歴史のなかのEU法

編著山根 裕子 著
出版元有信堂高文社 A5判 336p
発行年月日・価格2023年6月発行 4,620円(税込)

 新刊書紹介の担当として本書を受け取ったとき,これは欧州の「知財関連法」をより良く知ることができる好機と考えた。だが,読了後の達成感とともに感じたことは全く別物であった。理由は,端的に言って本書は知財法解説書ではなく欧州法史学書寄りだったからである。
 本書の構成は,EC創設からEUに発展していくまでの変遷を東西対立や域外隣国の歴史を絡めつつ詳述した第Ⅰ章,第Ⅱ章からはじまる。実は,この2つの章でいきなり躓いてしまったことを白状したい。それは登場する条約,法,規則の種類の多さに混乱してしまったからである。特に条約は都度改正されるたびに締結地が付された名称が追加されるため,前のページに戻ってどの改正条約か理解してから読み進めることを余儀なくされた。すでにこの時点で,自身の生活に直接影響する(と自認する)国際法がさほどない日本はなんとありがたい国なのだろうという稚拙な思いを何度も感じたものである。裏を返せば欧州ではこれほどまでに域内外との関係を意識した動きが当たり前ということなのだろう。
 第Ⅲ章では,前章までの変遷を踏まえて生じる対外関係を規定する法,いわゆる私法について解説される。
 だが私としては,第Ⅳ章のEU憲章とそれに基づき保証される基本権の解説,つまり公法の側面が非常に興味深かった。たとえ制定当時米国統制下にあったとはいえ,他国との利害調整なく制定できた日本国憲法を意識しつつ読むとその違いが見えてきたからである。特に「個」の保証や移民等保護という考え方が非常に強くでていることが特徴的に感じた。
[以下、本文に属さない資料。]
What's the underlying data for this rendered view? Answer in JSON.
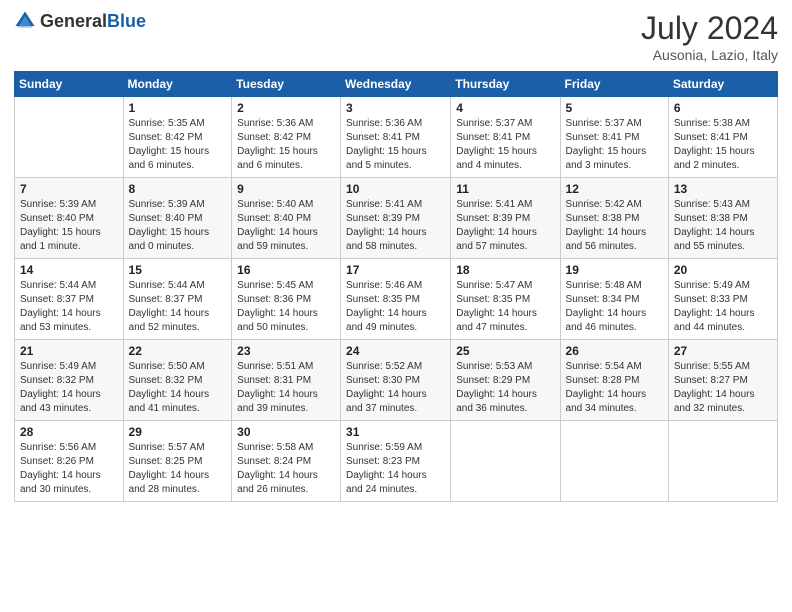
{
  "header": {
    "logo_general": "General",
    "logo_blue": "Blue",
    "month": "July 2024",
    "location": "Ausonia, Lazio, Italy"
  },
  "columns": [
    "Sunday",
    "Monday",
    "Tuesday",
    "Wednesday",
    "Thursday",
    "Friday",
    "Saturday"
  ],
  "weeks": [
    [
      {
        "day": "",
        "sunrise": "",
        "sunset": "",
        "daylight": ""
      },
      {
        "day": "1",
        "sunrise": "Sunrise: 5:35 AM",
        "sunset": "Sunset: 8:42 PM",
        "daylight": "Daylight: 15 hours and 6 minutes."
      },
      {
        "day": "2",
        "sunrise": "Sunrise: 5:36 AM",
        "sunset": "Sunset: 8:42 PM",
        "daylight": "Daylight: 15 hours and 6 minutes."
      },
      {
        "day": "3",
        "sunrise": "Sunrise: 5:36 AM",
        "sunset": "Sunset: 8:41 PM",
        "daylight": "Daylight: 15 hours and 5 minutes."
      },
      {
        "day": "4",
        "sunrise": "Sunrise: 5:37 AM",
        "sunset": "Sunset: 8:41 PM",
        "daylight": "Daylight: 15 hours and 4 minutes."
      },
      {
        "day": "5",
        "sunrise": "Sunrise: 5:37 AM",
        "sunset": "Sunset: 8:41 PM",
        "daylight": "Daylight: 15 hours and 3 minutes."
      },
      {
        "day": "6",
        "sunrise": "Sunrise: 5:38 AM",
        "sunset": "Sunset: 8:41 PM",
        "daylight": "Daylight: 15 hours and 2 minutes."
      }
    ],
    [
      {
        "day": "7",
        "sunrise": "Sunrise: 5:39 AM",
        "sunset": "Sunset: 8:40 PM",
        "daylight": "Daylight: 15 hours and 1 minute."
      },
      {
        "day": "8",
        "sunrise": "Sunrise: 5:39 AM",
        "sunset": "Sunset: 8:40 PM",
        "daylight": "Daylight: 15 hours and 0 minutes."
      },
      {
        "day": "9",
        "sunrise": "Sunrise: 5:40 AM",
        "sunset": "Sunset: 8:40 PM",
        "daylight": "Daylight: 14 hours and 59 minutes."
      },
      {
        "day": "10",
        "sunrise": "Sunrise: 5:41 AM",
        "sunset": "Sunset: 8:39 PM",
        "daylight": "Daylight: 14 hours and 58 minutes."
      },
      {
        "day": "11",
        "sunrise": "Sunrise: 5:41 AM",
        "sunset": "Sunset: 8:39 PM",
        "daylight": "Daylight: 14 hours and 57 minutes."
      },
      {
        "day": "12",
        "sunrise": "Sunrise: 5:42 AM",
        "sunset": "Sunset: 8:38 PM",
        "daylight": "Daylight: 14 hours and 56 minutes."
      },
      {
        "day": "13",
        "sunrise": "Sunrise: 5:43 AM",
        "sunset": "Sunset: 8:38 PM",
        "daylight": "Daylight: 14 hours and 55 minutes."
      }
    ],
    [
      {
        "day": "14",
        "sunrise": "Sunrise: 5:44 AM",
        "sunset": "Sunset: 8:37 PM",
        "daylight": "Daylight: 14 hours and 53 minutes."
      },
      {
        "day": "15",
        "sunrise": "Sunrise: 5:44 AM",
        "sunset": "Sunset: 8:37 PM",
        "daylight": "Daylight: 14 hours and 52 minutes."
      },
      {
        "day": "16",
        "sunrise": "Sunrise: 5:45 AM",
        "sunset": "Sunset: 8:36 PM",
        "daylight": "Daylight: 14 hours and 50 minutes."
      },
      {
        "day": "17",
        "sunrise": "Sunrise: 5:46 AM",
        "sunset": "Sunset: 8:35 PM",
        "daylight": "Daylight: 14 hours and 49 minutes."
      },
      {
        "day": "18",
        "sunrise": "Sunrise: 5:47 AM",
        "sunset": "Sunset: 8:35 PM",
        "daylight": "Daylight: 14 hours and 47 minutes."
      },
      {
        "day": "19",
        "sunrise": "Sunrise: 5:48 AM",
        "sunset": "Sunset: 8:34 PM",
        "daylight": "Daylight: 14 hours and 46 minutes."
      },
      {
        "day": "20",
        "sunrise": "Sunrise: 5:49 AM",
        "sunset": "Sunset: 8:33 PM",
        "daylight": "Daylight: 14 hours and 44 minutes."
      }
    ],
    [
      {
        "day": "21",
        "sunrise": "Sunrise: 5:49 AM",
        "sunset": "Sunset: 8:32 PM",
        "daylight": "Daylight: 14 hours and 43 minutes."
      },
      {
        "day": "22",
        "sunrise": "Sunrise: 5:50 AM",
        "sunset": "Sunset: 8:32 PM",
        "daylight": "Daylight: 14 hours and 41 minutes."
      },
      {
        "day": "23",
        "sunrise": "Sunrise: 5:51 AM",
        "sunset": "Sunset: 8:31 PM",
        "daylight": "Daylight: 14 hours and 39 minutes."
      },
      {
        "day": "24",
        "sunrise": "Sunrise: 5:52 AM",
        "sunset": "Sunset: 8:30 PM",
        "daylight": "Daylight: 14 hours and 37 minutes."
      },
      {
        "day": "25",
        "sunrise": "Sunrise: 5:53 AM",
        "sunset": "Sunset: 8:29 PM",
        "daylight": "Daylight: 14 hours and 36 minutes."
      },
      {
        "day": "26",
        "sunrise": "Sunrise: 5:54 AM",
        "sunset": "Sunset: 8:28 PM",
        "daylight": "Daylight: 14 hours and 34 minutes."
      },
      {
        "day": "27",
        "sunrise": "Sunrise: 5:55 AM",
        "sunset": "Sunset: 8:27 PM",
        "daylight": "Daylight: 14 hours and 32 minutes."
      }
    ],
    [
      {
        "day": "28",
        "sunrise": "Sunrise: 5:56 AM",
        "sunset": "Sunset: 8:26 PM",
        "daylight": "Daylight: 14 hours and 30 minutes."
      },
      {
        "day": "29",
        "sunrise": "Sunrise: 5:57 AM",
        "sunset": "Sunset: 8:25 PM",
        "daylight": "Daylight: 14 hours and 28 minutes."
      },
      {
        "day": "30",
        "sunrise": "Sunrise: 5:58 AM",
        "sunset": "Sunset: 8:24 PM",
        "daylight": "Daylight: 14 hours and 26 minutes."
      },
      {
        "day": "31",
        "sunrise": "Sunrise: 5:59 AM",
        "sunset": "Sunset: 8:23 PM",
        "daylight": "Daylight: 14 hours and 24 minutes."
      },
      {
        "day": "",
        "sunrise": "",
        "sunset": "",
        "daylight": ""
      },
      {
        "day": "",
        "sunrise": "",
        "sunset": "",
        "daylight": ""
      },
      {
        "day": "",
        "sunrise": "",
        "sunset": "",
        "daylight": ""
      }
    ]
  ]
}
 第Ⅴ章,第Ⅵ章はある意味自身が専門とする領域と重複するところが多いため,浅学知識とともに深い理解を持って読み進めることができた。ただ,種々の権利の基となる条約や法においても日本よりも一歩先を見据えた動きをしていることは痛切に感じた。よく弁理士試験勉強の際,先輩から「趣旨で困ったら『国際的調和』と書け」と冗談交じりに言われていたものだが,なるほどその通りであった。
 正直に申し上げて,大学時代,その単位取得困難さから法制史の履修を忌避していた不真面目な者としては,非常に難解な内容であったことは否定しない。ただ本書に触れることで,法制史の奥深さの片鱗が見えるとともに,自身が島国国家,つまり地続き隣国がない地にいることの安心さと競争意識の希薄さとを改めて痛感することになった。結果的に,本書は人間いつでも勉強する時機は存在することを改めて認識させてくれる貴重な一冊となった。